Line dancing
Thursday, November 17th, 2005I spotted the taxi driver as he came around the corner. He was still out of sight of the gaggle of school kids that last week were responsible for my 40 minute wait in the boiling heat with a supermarket carrier bag full of dairy produce. They were, by all accounts, also responsible for beating up one of my colleagues and stealing her cellphone and all of her money, but that’s not why I was lurking out of sight.
It’s impossible to get a taxi from Maerua Mall at lunchtime at the moment. Exam time means that the kids are always there. No matter how many of them leap into taxis, there seems to be a never ending supply of blue clad, notebook wielding teenagers. It’s as if, when one disappears, an identical one is created out of thin air in a bizarre realisation of a Doctor Who episode.
Being British, I am a firm believer in the value of queuing. It’s just right. I have an in-built hatred of queue jumpers that leads me to do that arms-folded-foot-tapping-tongue-tutting-stare-balefully-at-the culprit-in-the-hope-that-they-will-feel-absolutely-ashamed-of-themselves-and-piss-off-to-the-back-of-the-queue thing that you always see British people doing in check-in counters at airports.
So last week, my queuing gene compelled me to wait until the kids had all gone before trying to get a taxi. After 20 minutes I realised that this was futile, so I started extending my arm at passing cabs to indicate that I was looking for one, in case just standing there in the scrum looking desperate and hot wasn’t obvious enough.

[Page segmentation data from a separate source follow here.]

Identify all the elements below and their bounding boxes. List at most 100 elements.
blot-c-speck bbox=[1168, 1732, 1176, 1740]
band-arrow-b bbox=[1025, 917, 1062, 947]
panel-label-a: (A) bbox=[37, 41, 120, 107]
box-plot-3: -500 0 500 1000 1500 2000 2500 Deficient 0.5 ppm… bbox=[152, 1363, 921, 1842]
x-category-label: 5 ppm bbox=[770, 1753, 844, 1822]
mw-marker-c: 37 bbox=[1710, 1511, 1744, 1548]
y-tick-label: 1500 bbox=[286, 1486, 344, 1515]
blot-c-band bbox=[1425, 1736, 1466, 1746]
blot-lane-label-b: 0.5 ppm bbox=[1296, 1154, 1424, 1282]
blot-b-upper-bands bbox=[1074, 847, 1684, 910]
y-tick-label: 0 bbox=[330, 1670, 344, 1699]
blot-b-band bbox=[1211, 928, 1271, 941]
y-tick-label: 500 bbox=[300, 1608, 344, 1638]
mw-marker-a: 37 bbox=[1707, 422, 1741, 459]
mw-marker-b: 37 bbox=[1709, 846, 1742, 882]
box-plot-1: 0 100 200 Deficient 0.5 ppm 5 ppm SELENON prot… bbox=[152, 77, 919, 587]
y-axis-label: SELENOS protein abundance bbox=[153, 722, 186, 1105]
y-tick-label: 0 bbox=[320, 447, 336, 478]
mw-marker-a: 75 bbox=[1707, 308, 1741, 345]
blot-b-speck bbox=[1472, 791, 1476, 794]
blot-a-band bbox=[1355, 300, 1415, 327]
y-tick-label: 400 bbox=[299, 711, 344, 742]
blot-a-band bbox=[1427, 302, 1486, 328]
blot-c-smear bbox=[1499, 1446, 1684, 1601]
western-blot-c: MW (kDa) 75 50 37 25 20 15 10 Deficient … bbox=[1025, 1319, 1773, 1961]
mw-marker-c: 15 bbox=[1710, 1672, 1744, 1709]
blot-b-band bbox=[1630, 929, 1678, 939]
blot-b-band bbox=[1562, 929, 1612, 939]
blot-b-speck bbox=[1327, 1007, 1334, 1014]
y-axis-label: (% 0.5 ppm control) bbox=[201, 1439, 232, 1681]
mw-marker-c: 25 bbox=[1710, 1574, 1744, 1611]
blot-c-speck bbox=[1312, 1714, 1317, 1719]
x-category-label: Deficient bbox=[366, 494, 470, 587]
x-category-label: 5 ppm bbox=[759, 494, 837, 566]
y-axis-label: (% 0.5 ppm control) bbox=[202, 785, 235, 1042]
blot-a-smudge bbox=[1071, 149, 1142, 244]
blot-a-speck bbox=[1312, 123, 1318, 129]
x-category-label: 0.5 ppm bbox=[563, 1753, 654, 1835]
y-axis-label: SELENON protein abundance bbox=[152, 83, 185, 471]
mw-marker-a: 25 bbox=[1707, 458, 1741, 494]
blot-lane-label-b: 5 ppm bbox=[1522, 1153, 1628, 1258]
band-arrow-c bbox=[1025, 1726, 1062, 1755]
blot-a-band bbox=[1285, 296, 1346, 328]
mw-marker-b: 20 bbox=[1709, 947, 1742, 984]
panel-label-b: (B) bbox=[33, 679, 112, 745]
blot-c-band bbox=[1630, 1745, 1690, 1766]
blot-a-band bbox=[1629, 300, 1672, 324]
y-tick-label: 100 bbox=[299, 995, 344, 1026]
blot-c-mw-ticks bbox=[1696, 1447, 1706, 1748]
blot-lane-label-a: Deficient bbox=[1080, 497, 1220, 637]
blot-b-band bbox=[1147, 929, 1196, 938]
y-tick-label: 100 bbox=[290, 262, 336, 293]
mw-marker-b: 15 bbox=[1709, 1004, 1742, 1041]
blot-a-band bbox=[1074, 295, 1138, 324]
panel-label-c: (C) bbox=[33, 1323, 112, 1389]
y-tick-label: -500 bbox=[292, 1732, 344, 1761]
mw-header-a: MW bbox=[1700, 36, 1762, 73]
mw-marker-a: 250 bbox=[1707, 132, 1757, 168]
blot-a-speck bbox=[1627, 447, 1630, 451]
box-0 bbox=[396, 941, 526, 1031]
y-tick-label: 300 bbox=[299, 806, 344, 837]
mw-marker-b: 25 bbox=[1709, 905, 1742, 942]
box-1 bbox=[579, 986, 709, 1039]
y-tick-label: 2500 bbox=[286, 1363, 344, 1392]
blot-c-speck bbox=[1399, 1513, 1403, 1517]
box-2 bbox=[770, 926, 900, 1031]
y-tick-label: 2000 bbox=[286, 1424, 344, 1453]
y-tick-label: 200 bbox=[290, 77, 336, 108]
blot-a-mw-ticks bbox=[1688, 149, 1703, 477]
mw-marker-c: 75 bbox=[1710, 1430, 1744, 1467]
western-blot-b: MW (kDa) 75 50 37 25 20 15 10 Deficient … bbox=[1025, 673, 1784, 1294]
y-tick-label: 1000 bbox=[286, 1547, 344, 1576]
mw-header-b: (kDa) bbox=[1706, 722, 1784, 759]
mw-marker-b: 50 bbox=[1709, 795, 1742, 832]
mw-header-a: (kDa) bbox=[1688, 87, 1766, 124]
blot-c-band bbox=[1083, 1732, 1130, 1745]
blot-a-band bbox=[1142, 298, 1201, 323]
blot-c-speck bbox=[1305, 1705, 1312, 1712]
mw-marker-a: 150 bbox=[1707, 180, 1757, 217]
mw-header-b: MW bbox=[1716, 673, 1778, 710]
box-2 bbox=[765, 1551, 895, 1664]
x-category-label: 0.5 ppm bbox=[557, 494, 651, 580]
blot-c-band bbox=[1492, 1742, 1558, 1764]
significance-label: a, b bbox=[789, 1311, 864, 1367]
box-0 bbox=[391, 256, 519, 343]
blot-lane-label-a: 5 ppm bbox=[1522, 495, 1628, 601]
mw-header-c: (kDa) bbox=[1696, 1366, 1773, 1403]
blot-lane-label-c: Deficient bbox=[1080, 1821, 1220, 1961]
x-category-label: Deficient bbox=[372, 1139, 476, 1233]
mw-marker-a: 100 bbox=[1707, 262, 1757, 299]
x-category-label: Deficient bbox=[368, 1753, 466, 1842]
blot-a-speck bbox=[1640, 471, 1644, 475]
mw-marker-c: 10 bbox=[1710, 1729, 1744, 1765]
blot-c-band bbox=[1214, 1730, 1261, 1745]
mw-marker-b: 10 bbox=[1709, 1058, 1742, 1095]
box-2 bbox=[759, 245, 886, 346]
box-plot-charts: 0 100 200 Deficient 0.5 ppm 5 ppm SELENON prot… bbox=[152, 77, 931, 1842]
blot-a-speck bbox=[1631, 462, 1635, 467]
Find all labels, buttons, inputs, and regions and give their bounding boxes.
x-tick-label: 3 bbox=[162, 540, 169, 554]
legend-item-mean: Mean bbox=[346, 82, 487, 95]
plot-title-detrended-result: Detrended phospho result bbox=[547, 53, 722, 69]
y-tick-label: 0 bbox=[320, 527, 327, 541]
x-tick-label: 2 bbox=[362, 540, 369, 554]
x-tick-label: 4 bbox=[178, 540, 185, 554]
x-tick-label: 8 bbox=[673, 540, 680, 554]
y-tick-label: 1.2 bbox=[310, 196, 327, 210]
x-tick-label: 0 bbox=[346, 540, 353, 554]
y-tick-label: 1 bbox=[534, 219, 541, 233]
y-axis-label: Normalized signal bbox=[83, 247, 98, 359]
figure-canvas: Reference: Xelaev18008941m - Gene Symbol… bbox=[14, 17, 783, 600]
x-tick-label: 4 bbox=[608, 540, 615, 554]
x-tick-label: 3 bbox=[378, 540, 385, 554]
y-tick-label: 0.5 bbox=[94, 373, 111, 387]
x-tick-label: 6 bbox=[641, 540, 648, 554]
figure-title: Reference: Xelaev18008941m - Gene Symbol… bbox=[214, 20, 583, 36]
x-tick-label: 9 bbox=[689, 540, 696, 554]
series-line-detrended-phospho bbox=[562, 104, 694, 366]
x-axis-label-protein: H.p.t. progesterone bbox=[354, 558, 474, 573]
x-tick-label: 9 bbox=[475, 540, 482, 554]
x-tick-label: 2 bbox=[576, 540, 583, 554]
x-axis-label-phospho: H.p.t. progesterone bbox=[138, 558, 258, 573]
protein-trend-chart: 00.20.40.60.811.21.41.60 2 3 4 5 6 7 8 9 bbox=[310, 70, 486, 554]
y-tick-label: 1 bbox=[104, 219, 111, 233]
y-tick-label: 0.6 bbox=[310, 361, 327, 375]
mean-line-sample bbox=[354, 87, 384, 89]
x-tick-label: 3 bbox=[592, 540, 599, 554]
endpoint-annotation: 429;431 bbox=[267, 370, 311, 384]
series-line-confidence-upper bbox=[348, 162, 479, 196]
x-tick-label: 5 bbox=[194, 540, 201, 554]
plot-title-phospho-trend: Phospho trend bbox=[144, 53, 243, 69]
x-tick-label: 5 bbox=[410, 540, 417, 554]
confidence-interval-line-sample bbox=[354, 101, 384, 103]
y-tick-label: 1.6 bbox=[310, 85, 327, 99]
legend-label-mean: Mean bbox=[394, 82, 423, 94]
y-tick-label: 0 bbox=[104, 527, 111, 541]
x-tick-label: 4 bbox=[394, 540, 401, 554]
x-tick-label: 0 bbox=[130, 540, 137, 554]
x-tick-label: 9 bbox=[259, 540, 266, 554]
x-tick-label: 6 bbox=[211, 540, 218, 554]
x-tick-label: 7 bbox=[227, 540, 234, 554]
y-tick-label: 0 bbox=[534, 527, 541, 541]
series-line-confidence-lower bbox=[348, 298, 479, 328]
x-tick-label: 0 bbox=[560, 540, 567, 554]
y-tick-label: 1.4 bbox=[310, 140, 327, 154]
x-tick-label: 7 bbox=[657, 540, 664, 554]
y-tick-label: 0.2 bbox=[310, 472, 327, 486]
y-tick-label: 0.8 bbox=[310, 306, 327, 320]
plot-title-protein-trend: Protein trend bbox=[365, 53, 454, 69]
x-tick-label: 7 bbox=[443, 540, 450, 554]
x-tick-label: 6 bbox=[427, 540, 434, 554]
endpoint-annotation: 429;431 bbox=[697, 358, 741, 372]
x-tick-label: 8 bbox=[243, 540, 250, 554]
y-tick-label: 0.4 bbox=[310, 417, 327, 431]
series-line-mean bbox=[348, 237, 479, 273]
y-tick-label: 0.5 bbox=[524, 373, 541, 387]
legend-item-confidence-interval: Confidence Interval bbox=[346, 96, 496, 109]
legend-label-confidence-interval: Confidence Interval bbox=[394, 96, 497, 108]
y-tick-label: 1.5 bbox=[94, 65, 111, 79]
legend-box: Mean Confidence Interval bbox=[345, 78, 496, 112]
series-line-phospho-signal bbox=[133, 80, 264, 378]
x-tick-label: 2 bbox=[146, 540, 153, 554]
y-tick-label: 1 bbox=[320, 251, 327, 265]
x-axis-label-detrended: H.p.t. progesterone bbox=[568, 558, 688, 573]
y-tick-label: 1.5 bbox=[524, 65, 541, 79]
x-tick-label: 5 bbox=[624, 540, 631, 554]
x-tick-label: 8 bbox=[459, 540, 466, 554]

It made no difference. I actually did manage to get into a cab at one point, about 26 minutes in, but had to get out again when four kids hijacked me by jumping into the back, and instructing him to go to Katutura.
So, today, unwilling to go through this rigmarole, I put into practice my new belief that queuing is for losers and sissies, and came out of the back exit to nab the cabs before they made it round to the front. Clever, no? It worked. Hallelujah.
I was less impressed when my taxi driver deliberately cut up an ambulance, despite the presence of flashy lights and sirens, and then drove slowly in front of it for a few agonising minutes while the driver gesticulated wildly at him to get out of the way. My driver trundled along in second gear, looking in his rear view mirror, chewing a bit of twig like a man deprived of gorm, while some poor bastard no doubt bled to death in one of Namibia’s regular horrific road accidents. And it was my fault.
Queues are there for a reason. I understand that now.